Abigail rolled her eyes. ‘I told you already, I’m trying to find out why Daphne wanted my husband to have the cottage.’

‘Are you stupid, lass?’ Albert interrupted. His angry glare moving from Abigail and settling on Carys.

‘I say, steady on,’ Carys blurted, aware that it had sounded just like something her father would say.

‘You are Carys Somerville – aren’t you?’

‘Yes.’

‘Then you are stupid.’

‘I beg your pardon.’

He pointed at her. ‘A word of warning. You’d better leave well alone, and persuade your friend to do the same, because I’ll tell you now, no good will come out of finding out the truth – for any of you.’ Albert slammed the door shut.

Abigail and Carys turned to look at one another.

‘What the hell is going on?’ Carys asked.

‘Come with me.’ Abigail took off across the gravel drive toward the cottage. She opened the door to an excitable King Charles Spaniel, ecstatic that she was home. Abigail had already given her dog a fuss and put the kettle on by the time Carys reached the door. She slipped off her heels in the porch. ‘Oh, I didn’t know you have a dog.’ Carys knelt down and said in a baby voice. ‘Aren’t you the cutest thing?’

Ulysses wagged his tail and jumped up at her, licking her face.

Abigail caught the display of affection as she walked out of the kitchen with two mugs of tea. ‘Ulysses – no!’

‘It’s okay, Abigail, honestly. Who could resist that little face?’

‘But your clothes!’ Abigail exclaimed, looking at Carys’s black skirt and grey rollneck jumper, now covered in dog hairs.

Carys brushed her concern away with the flick of a hand. She sat down on the sofa and watched Abigail place the cup of tea on the coffee table in front of her. ‘He’s such a cutie. If I’d known you had a dog, you could have brought him to work at Somerville Hall.’

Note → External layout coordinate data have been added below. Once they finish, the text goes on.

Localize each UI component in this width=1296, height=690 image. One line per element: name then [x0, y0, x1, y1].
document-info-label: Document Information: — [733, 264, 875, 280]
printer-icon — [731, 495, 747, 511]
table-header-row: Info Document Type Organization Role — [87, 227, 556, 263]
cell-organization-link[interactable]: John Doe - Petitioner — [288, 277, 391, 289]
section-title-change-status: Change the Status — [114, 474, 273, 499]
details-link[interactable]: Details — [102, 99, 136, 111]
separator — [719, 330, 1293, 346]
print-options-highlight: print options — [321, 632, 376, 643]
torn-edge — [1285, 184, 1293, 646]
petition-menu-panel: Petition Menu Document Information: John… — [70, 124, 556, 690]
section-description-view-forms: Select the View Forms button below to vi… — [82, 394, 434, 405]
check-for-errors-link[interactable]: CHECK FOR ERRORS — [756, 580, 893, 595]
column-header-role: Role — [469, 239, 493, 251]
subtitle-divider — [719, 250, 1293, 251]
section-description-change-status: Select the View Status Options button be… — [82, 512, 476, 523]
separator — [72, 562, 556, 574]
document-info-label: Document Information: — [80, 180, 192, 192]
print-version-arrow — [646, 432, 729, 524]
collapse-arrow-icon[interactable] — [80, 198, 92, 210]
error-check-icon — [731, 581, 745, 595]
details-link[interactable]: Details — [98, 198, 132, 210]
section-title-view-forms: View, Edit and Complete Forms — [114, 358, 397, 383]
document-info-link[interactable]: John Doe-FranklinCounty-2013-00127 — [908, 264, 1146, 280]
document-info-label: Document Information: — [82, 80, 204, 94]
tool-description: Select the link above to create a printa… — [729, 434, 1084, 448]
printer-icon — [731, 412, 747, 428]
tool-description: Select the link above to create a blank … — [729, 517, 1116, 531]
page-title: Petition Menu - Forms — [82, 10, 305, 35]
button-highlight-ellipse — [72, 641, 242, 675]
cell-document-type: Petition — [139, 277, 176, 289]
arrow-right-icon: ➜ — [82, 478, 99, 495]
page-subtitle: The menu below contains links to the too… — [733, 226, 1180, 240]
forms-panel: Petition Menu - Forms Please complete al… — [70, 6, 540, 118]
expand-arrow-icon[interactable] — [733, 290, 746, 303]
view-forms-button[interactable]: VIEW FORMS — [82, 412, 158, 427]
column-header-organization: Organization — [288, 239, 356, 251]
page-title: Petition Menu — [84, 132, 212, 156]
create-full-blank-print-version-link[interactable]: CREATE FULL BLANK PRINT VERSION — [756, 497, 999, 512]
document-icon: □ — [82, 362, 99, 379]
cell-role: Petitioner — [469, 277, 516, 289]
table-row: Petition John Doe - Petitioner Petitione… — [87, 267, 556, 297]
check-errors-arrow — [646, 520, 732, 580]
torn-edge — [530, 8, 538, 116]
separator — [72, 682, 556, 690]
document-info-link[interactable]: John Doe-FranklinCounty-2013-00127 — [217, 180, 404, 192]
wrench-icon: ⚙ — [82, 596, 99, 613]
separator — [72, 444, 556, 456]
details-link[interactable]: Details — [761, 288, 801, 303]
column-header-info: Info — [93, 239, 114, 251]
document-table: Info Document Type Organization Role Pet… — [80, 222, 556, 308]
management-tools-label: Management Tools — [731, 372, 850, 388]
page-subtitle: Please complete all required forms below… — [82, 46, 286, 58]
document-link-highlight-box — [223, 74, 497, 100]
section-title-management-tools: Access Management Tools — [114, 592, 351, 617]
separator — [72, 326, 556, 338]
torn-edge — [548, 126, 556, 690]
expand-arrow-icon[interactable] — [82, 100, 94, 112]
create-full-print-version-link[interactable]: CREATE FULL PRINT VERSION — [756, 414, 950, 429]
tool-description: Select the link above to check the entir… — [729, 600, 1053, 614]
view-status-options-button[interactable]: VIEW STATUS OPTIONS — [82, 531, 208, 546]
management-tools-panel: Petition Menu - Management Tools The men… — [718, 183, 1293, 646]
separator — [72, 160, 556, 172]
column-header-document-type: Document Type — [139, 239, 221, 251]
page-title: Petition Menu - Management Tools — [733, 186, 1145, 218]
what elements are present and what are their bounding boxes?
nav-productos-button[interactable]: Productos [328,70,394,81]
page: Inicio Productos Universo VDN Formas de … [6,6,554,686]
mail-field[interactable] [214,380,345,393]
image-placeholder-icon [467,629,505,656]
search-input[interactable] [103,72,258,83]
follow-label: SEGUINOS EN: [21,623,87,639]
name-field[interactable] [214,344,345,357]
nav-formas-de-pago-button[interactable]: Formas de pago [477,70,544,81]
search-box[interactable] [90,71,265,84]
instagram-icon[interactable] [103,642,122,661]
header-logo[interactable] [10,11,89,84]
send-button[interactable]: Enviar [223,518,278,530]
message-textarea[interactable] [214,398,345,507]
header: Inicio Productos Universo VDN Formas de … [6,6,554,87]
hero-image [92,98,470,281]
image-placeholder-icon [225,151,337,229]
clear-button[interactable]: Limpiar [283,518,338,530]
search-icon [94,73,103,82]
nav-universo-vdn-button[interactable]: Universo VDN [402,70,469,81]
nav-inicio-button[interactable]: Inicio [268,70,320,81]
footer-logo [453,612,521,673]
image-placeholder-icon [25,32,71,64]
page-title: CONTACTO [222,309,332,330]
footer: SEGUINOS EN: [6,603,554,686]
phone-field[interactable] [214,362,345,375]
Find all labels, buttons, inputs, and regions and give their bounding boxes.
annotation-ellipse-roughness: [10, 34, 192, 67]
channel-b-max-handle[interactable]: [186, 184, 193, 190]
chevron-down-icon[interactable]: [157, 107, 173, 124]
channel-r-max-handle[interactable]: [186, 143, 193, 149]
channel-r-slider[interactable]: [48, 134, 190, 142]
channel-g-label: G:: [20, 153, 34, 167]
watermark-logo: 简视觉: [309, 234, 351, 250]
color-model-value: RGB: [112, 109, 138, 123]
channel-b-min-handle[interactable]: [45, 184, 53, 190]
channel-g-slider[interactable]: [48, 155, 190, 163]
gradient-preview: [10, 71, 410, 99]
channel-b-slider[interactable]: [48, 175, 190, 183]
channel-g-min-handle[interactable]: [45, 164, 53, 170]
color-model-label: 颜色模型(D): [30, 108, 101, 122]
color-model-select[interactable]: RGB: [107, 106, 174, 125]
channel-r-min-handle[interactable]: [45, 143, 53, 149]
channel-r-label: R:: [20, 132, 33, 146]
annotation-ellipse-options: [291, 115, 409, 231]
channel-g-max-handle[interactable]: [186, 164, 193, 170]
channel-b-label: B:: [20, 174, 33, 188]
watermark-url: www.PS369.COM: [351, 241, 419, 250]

‘I didn’t have him then.’ Abigail didn’t want to get into how she came by the dog, not now, anyway, or be reminded of her time working at Somerville Hall. During her time there, she’d been falling in love with the place, with the people – with one person in particular. Now it was all gone. Maybe inviting Carys into the cottage to be reminded of yet more loss was not one of her better ideas.

‘So, Abigail, what was all that about?’ Carys glanced towards the little cottage window that looked towards the lighthouse.

Abigail sighed. She was a Somerville. Abigail was convinced after watching that home movie that Carys and her late husband were related. They looked so alike as children. Perhaps, being older, she could shed some light on it or what had happened at that party – why Toby and his mother had left so suddenly.

‘I’ve got something to show you.’ Abigail walked over to the projector standing by the arm of the sofa and set up the movie reel.

‘Hey – are they Daphne’s old movie reels?’

Abigail looked up.

‘You know about those?’

‘Once, when we came to visit her at the cottage, Oliver and I were exploring, and we found a box of movie reels. We wanted to watch them but Daphne said they were just old footage, and would not interest us, and besides, she no longer had the projector.’

There was a reason she wouldn’t show them,thought Abigail.They might have seen the young man, her lover.

‘Did you find her projector?’ Carys asked.

Abigail’s eyes drifted to the window and to the lighthouse beyond, where Albert stored his equipment.